Tuesday, June 1, 2010

ANSWER to WEEK 2 Question

Does anyone know how and why CSAs started? Let's throw in Where? also...

According to Wikipedia:
Community-supported agriculture began in the early 1960s in Germany, Switzerland, and Japan as a response to concerns about food safety and the urbanization of agricultural land. But long before the 1960's concerns about food safety had hit Germany, Switzerland and Japan, even before the U.S. President Franklin Roosevelt encouraged Americans to plant victory gardens as a way of doing their part during World War II, President Herbert Hoover introduced people to the idea of relief or sustainable gardens after the stock market crash of 1929. These relief gardens, mainly set up in vacant lots, were a way of feeding hungry people, plus creating jobs for those who had become unemployed. Working in these gardens gave people a feeling of self-worth and usefulness. Although very successful in the early part of the depression, these types of gardens ended in 1935 after President Roosevelt's New Deal Program was adapted and government funding for the relief gardens stopped. However the relief gardens that President Hoover had introduced to the people in the great depression laid the foundation for the victory gardens of WWII. Then in the 1960's groups of consumers and farmers in Europe formed cooperative partnerships to fund farming and pay the full costs of ecologically sound and socially equitable agriculture. In Europe many of the CSA style farms were inspired by the economic ideas of Rudolf Steiner and experiments with community agriculture took place on farms using biodynamic agriculture. In 1965, mothers in Japan concerned about the rise of imported food and the loss of arable land started the first CSA projects, called teikei (提携) in Japanese - most likely unrelated to the developments in Europe.

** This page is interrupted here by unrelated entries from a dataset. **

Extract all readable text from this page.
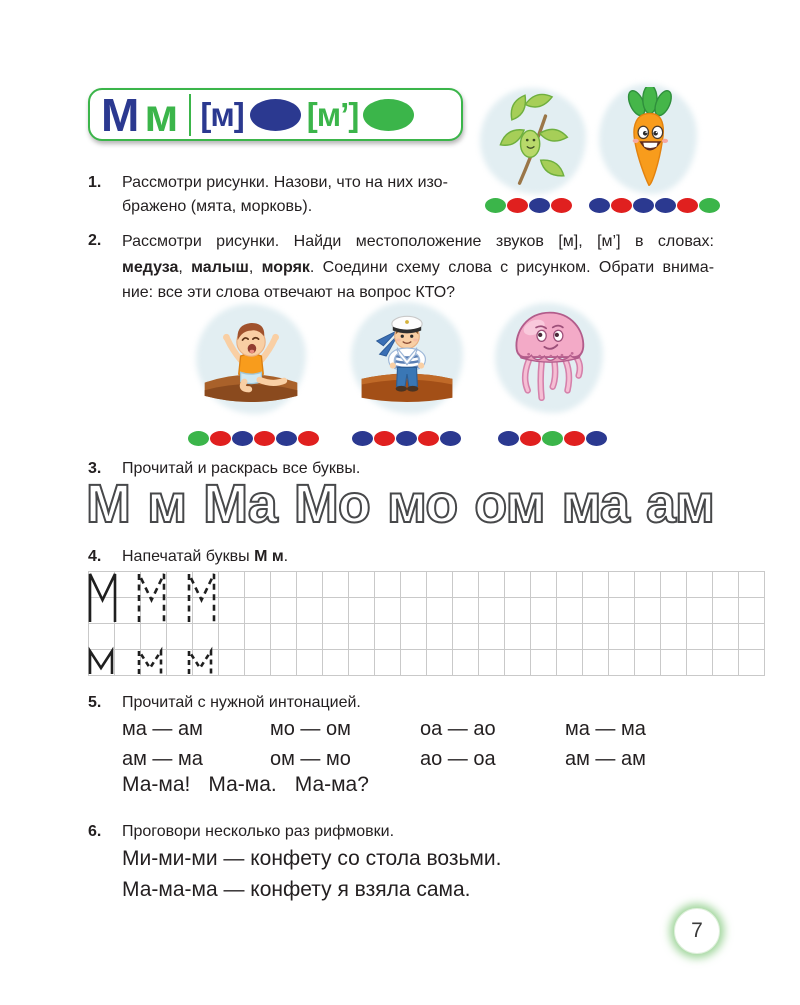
М м [м] [м’]
1. Рассмотри рисунки. Назови, что на них изо-
бражено (мята, морковь).
2. Рассмотри рисунки. Найди местоположение звуков [м], [м’] в словах:
медуза, малыш, моряк. Соедини схему слова с рисунком. Обрати внима-
ние: все эти слова отвечают на вопрос КТО?
3. Прочитай и раскрась все буквы.
М м Ма Мо мо ом ма ам
4. Напечатай буквы М м.
5. Прочитай с нужной интонацией.
ма — ам	мо — ом	оа — ао	ма — ма
ам — ма	ом — мо	ао — оа	ам — ам
Ма-ма! Ма-ма. Ма-ма?
6. Проговори несколько раз рифмовки.
Ми-ми-ми — конфету со стола возьми.
Ма-ма-ма — конфету я взяла сама.
7
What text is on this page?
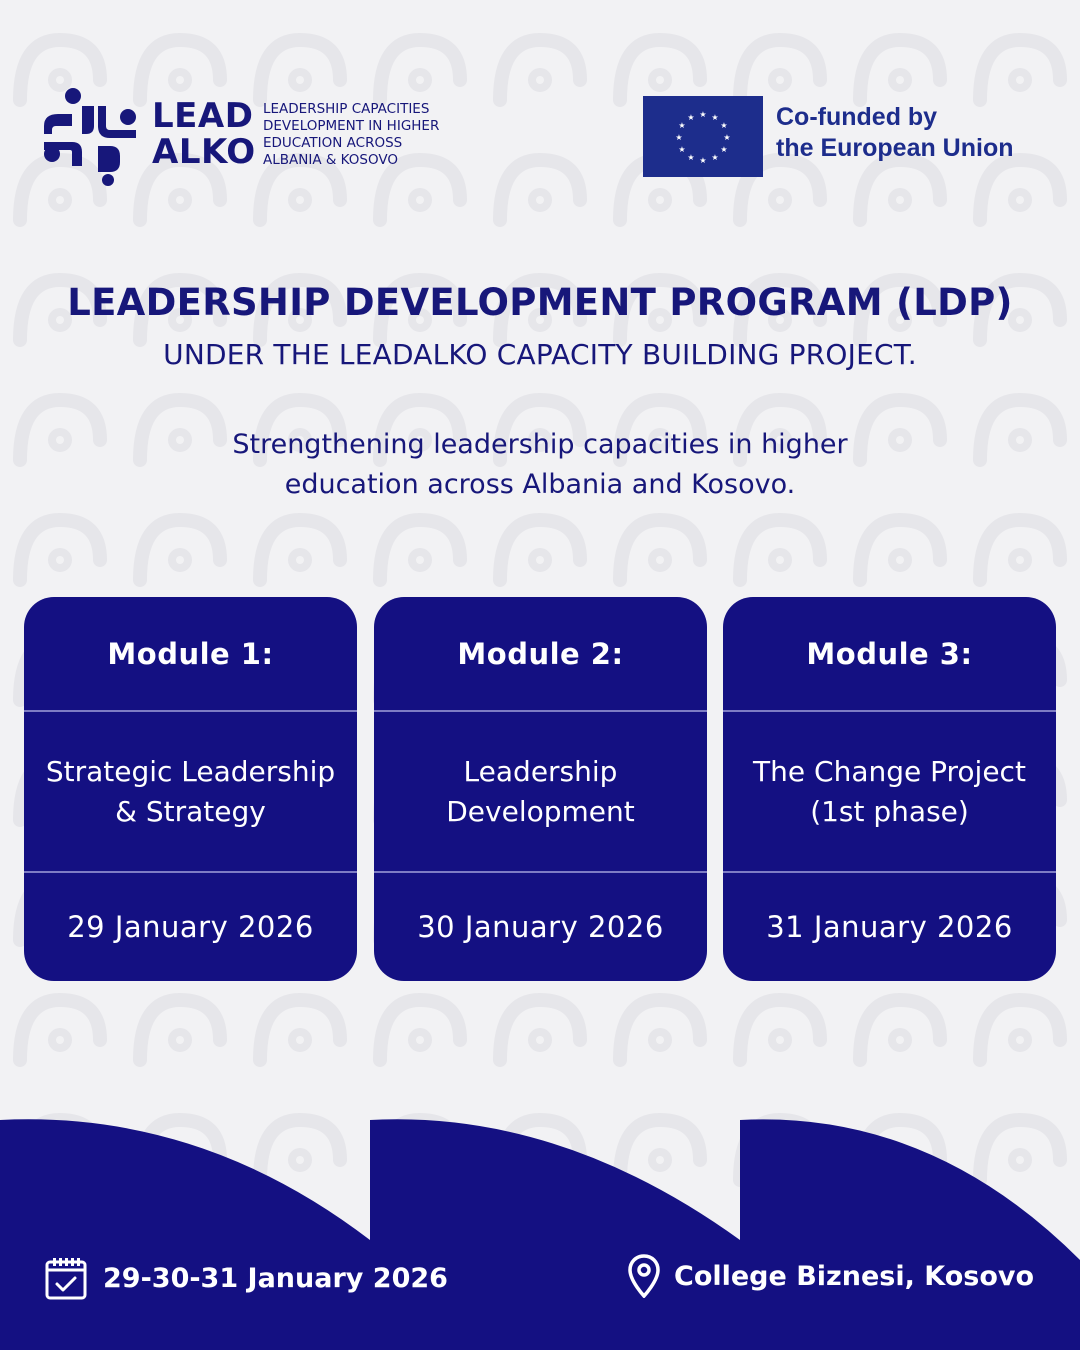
LEAD
ALKO
LEADERSHIP CAPACITIES
DEVELOPMENT IN HIGHER
EDUCATION ACROSS
ALBANIA & KOSOVO
★ ★
★
★
★
★
★
★
★
★
★
★	Co-funded by
the European Union
LEADERSHIP DEVELOPMENT PROGRAM (LDP)
UNDER THE LEADALKO CAPACITY BUILDING PROJECT.
Strengthening leadership capacities in higher
education across Albania and Kosovo.
Module 1:
Strategic Leadership
& Strategy
29 January 2026
Module 2:
Leadership
Development
30 January 2026
Module 3:
The Change Project
(1st phase)
31 January 2026
29-30-31 January 2026	College Biznesi, Kosovo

The idea didn't start to take root in the United States again until sometime in 1984, when Jan VanderTuin brought the concept of CSA to North America from Europe.[1] At the same time, German Biodynamic farmer Trauger Groh, founded with colleagues the Temple-Wilton Community Farm in Wilton, New Hampshire.[2] Vander Tuin had co-founded a community-supported agricultural project named Topinambur, located near Zurich, Switzerland. Coinage of the term "community-supported agriculture" stems from Vander Tuin and the Great Barrington CSA that he co-founded with Robyn Van En, its proprietor.[citation needed] Since that time, community supported farms have been organized throughout North America, mainly in the Northeast, the Pacific coast, the Upper-Midwest, and Canada. North America now has at least 13,000 CSA farms, 12,549 of them in the US alone (as of 2007), according to the US Department of Agriculture.